The Kern County Sheriff's Office Classification Unit is a working component of the Population Management Section, dedicated to managing the inmate population. The unit follows a structured plan which provides a safe and secure custodial environment protecting both inmates and staff. The unit follows an established uniform procedure for the classification of inmates with classification staff systematically and continually assessing the risk criteria and custody requirements for all persons confined. The classification of inmates is equitable and objective without discrimination against any individual based on sex, race, color, creed, cultural background, physical handicap, or national origin. Classification management includes balancing objective criteria components as well. Objective inmate classification strategies include, but are not limited to, criteria such as current criminal charges, criminal sophistication, and gang affiliation. These criteria continue to guide the classification process toward the provision of the safest environment possible. In addition to managing newly sentenced inmates, the Public Safety Realignment Act requires counties to supervise and house violent, serious and sex offenders who violate the conditions of their parole.

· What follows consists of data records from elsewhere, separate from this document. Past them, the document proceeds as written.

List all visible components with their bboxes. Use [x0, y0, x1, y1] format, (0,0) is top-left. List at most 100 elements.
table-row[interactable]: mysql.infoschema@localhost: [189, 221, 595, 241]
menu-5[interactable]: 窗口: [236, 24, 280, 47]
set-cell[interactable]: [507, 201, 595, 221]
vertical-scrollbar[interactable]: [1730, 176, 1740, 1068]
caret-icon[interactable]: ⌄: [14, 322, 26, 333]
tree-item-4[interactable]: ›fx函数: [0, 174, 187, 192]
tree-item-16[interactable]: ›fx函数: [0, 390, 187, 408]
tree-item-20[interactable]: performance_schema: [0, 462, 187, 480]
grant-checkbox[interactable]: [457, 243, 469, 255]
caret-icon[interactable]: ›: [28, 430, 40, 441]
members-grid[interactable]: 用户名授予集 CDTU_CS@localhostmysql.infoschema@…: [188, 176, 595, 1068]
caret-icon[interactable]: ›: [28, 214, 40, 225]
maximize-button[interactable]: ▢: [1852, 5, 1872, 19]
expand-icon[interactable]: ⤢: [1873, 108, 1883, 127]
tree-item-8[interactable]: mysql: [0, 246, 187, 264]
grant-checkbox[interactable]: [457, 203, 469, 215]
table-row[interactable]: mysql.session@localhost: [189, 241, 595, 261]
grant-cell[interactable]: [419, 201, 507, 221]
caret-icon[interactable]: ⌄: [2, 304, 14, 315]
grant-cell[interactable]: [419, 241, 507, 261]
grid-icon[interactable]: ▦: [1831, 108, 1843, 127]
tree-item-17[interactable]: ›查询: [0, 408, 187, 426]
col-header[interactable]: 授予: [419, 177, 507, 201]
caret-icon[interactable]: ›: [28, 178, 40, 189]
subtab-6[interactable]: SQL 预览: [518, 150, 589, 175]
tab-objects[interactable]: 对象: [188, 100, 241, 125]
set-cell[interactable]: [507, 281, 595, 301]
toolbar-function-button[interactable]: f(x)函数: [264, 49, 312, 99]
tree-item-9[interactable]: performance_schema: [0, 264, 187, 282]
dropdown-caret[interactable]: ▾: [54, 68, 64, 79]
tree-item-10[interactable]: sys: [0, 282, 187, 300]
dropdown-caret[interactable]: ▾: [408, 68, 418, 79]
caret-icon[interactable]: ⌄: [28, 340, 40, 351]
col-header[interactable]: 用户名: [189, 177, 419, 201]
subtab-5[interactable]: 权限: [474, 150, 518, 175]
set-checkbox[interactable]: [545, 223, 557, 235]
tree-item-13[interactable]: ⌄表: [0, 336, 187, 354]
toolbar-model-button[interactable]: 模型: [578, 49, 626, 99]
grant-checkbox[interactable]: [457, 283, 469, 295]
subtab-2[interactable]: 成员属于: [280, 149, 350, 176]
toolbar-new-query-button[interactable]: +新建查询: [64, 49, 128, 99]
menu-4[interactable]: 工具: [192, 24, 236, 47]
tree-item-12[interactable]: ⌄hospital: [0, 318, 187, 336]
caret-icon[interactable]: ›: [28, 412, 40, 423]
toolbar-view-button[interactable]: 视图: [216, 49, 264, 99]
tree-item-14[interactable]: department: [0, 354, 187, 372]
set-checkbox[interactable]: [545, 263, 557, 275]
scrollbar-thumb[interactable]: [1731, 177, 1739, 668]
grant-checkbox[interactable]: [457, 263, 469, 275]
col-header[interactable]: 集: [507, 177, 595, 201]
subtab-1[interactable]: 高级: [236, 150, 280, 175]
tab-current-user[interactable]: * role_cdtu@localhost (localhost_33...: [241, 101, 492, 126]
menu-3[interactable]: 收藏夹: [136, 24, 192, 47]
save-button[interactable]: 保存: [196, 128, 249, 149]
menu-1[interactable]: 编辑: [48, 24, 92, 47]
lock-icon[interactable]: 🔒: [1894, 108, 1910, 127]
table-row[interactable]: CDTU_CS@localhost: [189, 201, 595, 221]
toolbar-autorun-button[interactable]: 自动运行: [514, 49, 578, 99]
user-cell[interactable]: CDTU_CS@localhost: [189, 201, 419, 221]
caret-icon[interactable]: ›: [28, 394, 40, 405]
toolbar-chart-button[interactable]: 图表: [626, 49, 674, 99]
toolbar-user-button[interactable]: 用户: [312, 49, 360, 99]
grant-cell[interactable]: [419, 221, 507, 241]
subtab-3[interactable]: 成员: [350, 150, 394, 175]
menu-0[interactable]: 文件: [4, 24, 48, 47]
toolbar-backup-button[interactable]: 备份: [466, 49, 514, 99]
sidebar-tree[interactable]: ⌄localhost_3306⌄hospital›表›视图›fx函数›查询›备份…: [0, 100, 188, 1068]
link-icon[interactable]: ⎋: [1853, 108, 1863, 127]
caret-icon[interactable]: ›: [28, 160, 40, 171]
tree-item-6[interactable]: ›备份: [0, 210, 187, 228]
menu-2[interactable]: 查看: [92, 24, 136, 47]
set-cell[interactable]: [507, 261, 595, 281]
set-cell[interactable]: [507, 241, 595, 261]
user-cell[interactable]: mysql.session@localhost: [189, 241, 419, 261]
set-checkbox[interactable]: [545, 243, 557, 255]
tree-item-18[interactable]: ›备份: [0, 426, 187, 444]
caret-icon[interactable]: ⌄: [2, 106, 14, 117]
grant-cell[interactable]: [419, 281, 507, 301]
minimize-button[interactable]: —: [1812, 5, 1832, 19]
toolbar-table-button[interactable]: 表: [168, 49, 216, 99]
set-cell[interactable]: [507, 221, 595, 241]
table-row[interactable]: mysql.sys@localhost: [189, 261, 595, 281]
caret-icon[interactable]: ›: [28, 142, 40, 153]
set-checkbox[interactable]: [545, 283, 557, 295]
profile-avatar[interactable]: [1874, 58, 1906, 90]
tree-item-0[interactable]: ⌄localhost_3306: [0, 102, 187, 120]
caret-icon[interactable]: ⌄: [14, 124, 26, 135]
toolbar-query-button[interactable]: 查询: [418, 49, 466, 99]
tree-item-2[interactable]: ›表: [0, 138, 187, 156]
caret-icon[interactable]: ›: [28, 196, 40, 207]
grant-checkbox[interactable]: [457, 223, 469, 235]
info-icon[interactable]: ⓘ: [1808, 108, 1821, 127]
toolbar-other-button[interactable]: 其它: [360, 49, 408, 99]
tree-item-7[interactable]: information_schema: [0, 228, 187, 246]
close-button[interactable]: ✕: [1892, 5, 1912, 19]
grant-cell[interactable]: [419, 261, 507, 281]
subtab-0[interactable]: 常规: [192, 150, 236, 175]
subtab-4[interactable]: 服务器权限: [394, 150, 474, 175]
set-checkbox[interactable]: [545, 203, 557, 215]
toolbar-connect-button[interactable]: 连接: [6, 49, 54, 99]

Balancing this volatile population requires significant experience and careful consideration by trained Classification and Gang Deputies. Proper classification and assessment help ensure the inmate is assigned to the most appropriate jail-based program for their particular needs. To accomplish this, Classification Deputies assess and interview each inmate several times for behavioral changes that occur during incarceration. Continual assessment practices include collaboration and consultation with specially trained Behavioral Health and Substance Abuse personnel and/or educational/vocational teaching staff.

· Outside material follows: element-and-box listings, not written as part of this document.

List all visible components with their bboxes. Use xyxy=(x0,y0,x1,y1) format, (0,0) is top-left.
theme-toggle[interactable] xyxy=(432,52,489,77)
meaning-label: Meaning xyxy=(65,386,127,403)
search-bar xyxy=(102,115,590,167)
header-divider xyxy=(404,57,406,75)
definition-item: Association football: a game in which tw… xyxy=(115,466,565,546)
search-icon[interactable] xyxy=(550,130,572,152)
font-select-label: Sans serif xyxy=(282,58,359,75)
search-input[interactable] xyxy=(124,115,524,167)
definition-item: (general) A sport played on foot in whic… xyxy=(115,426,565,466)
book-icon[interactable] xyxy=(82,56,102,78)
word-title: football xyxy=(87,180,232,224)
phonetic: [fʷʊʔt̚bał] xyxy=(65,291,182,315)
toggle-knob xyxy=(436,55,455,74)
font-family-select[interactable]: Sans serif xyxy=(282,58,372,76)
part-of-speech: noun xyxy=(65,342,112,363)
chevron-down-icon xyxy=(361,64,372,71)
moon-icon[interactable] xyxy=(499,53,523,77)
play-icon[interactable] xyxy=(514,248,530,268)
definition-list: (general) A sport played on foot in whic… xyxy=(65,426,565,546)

In an effort to combat gang violence, the Classification Unit works diligently in identifying gang members in-custody. Gang deputies assigned to the Classification Unit work with allied law enforcement agencies, not only on the local and state level, but nationwide.
The Classification Unit is also responsible for collecting the DNA of inmates. All sentenced felons are subject to DNA collection. DNA collection consists of a buccal swab that scrapes the saliva and skin cells from the inner cheek of the prisoners’ mouth. The sample, along with a thumb print, and identifying information are forwarded to the Department of Justice. DNA profiles on file assist law enforcement in solving crimes as well as exonerate persons wrongly accused of a crime. Starting in 2009, all adults arrested on felony charges were required to submit to DNA collection.